Für die Zukunft der Arbeitswelt bedeutet die Generation Y eine Herausforderung. Unternehmen werden sich den individuellen Anforderungen ihrer zukünftigen Arbeitnehmer und Arbeitnehmerinnen anpassen müssen – und erstellen deshalb solche Typologien, um Talente besonders geschickt ködern und halten zu können. Denn die Alles-Anna, die Ausbildung, Studium, Familie, Freunde und Zeit für sich versucht zu vereinen, wird von ihrem Arbeitgeber fordern, dass er ihr das zugesteht.
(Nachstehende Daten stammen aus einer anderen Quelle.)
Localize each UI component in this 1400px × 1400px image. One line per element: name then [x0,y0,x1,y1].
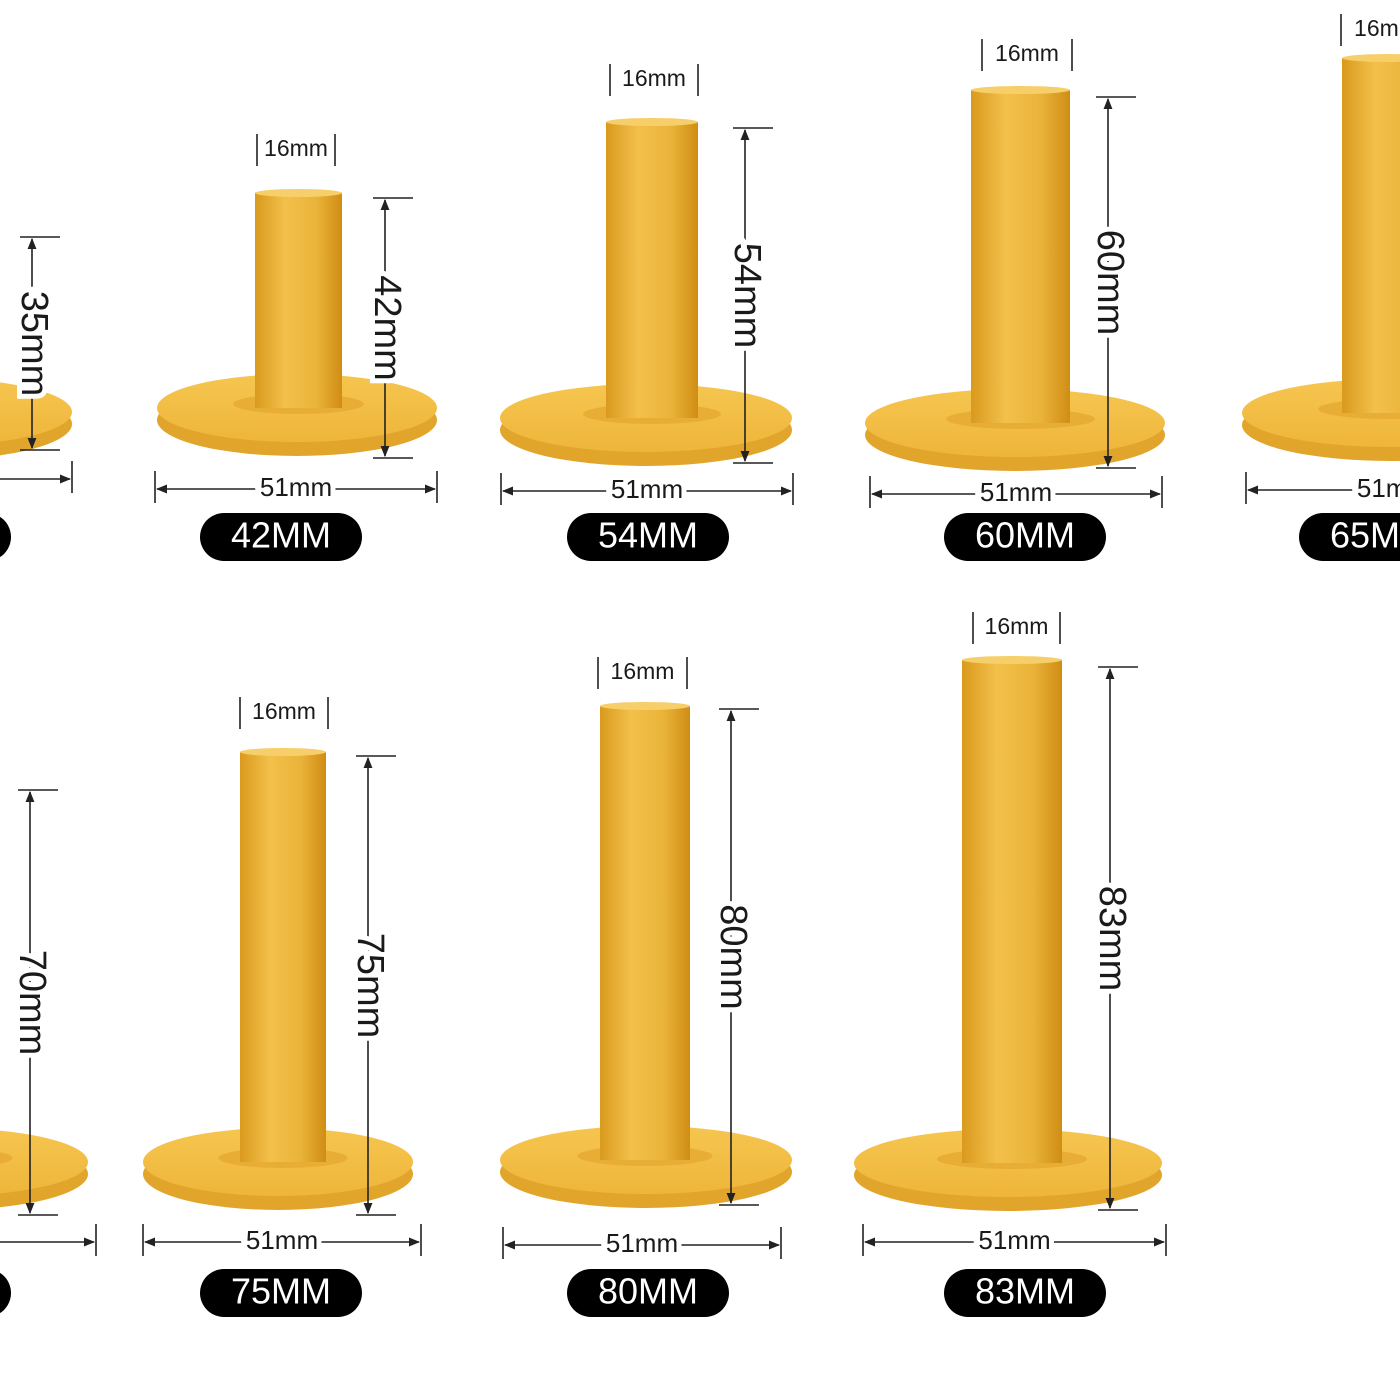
size-tag [944,1269,1106,1317]
tee-stem-top [606,118,698,126]
tee-stem-top [600,702,690,710]
tee-stem [240,752,326,1162]
tee-stem [606,122,698,418]
height-label: 70mm [11,950,53,1056]
base-width-label: 51mm [980,477,1052,507]
height-label: 75mm [349,933,391,1039]
size-tag-label: 75MM [231,1271,331,1312]
base-width-label: 51mm [1357,473,1400,503]
size-tag [567,513,729,561]
tee-stem [600,706,690,1160]
tee: 16mm 42mm 51mm 42MM [154,130,438,561]
size-tag [1299,513,1400,561]
size-tag [0,1272,11,1314]
tee-stem [962,660,1062,1163]
tee-stem-top [962,656,1062,664]
top-width-label: 16mm [622,65,686,91]
size-tag-label: 42MM [231,515,331,556]
base-width-label: 51mm [611,474,683,504]
size-tag-label: 80MM [598,1271,698,1312]
height-label: 83mm [1091,886,1133,992]
tee: 16mm 83mm 51mm 83MM [854,608,1167,1317]
size-tag [567,1269,729,1317]
top-width-label: 16mm [252,698,316,724]
height-label: 60mm [1089,230,1131,336]
top-width-label: 16mm [611,658,675,684]
tee: 16mm 75mm 51mm 75MM [142,693,422,1317]
base-width-label: 51mm [260,472,332,502]
size-tag-label: 83MM [975,1271,1075,1312]
tee: 16mm 80mm 51mm 80MM [500,653,792,1317]
height-label: 42mm [366,275,408,381]
size-tag [944,513,1106,561]
size-tag-label: 65MM [1330,515,1400,556]
top-width-label: 16mm [985,613,1049,639]
tee: 70mm [0,789,97,1314]
size-tag [200,513,362,561]
tee: 16mm 51mm 65MM [1242,10,1400,561]
tee-base-shadow [0,1152,13,1164]
tee-stem [971,90,1070,423]
height-label: 54mm [726,243,768,349]
tee: 16mm 54mm 51mm 54MM [500,60,794,561]
size-tag-label: 54MM [598,515,698,556]
base-width-label: 51mm [606,1228,678,1258]
size-tag-label: 60MM [975,515,1075,556]
tee: 35mm [0,236,73,558]
tee-stem [255,193,342,408]
size-tag [200,1269,362,1317]
base-width-label: 51mm [978,1225,1050,1255]
tee-stem-top [240,748,326,756]
base-width-label: 51mm [246,1225,318,1255]
top-width-label: 16mm [995,40,1059,66]
height-label: 80mm [712,904,754,1010]
tee: 16mm 60mm 51mm 60MM [865,35,1165,561]
size-tag [0,516,11,558]
height-label: 35mm [13,291,55,397]
tee-stem-top [1342,54,1400,62]
tee-stem-top [971,86,1070,94]
tee-stem-top [255,189,342,197]
tee-base [0,1130,88,1194]
tee-stem [1342,58,1400,413]
top-width-label: 16mm [1354,15,1400,41]
top-width-label: 16mm [264,135,328,161]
Und sie wird bei ihrer Jobsuche gezielt nach Unternehmen suchen, die ihr solche Möglichkeiten anbietet.

Ob und wie die Generation Y die Arbeitswelt verändern wird, ist momentan noch unklar: Zunächst studiert die Generation noch, schlägt sich mit Praktika und prekär bezahlten Arbeiten durch, gründet erste Unternehmen und beginnt erste, befristete Verträge. In ein paar Jahren wird absehbar sein, ob sich durch sie etwas verändert hat – oder die Generation sich ändern muss, um ihre Werte und Vorstellungen dem real existierenden Arbeitsmarkt anzupassen.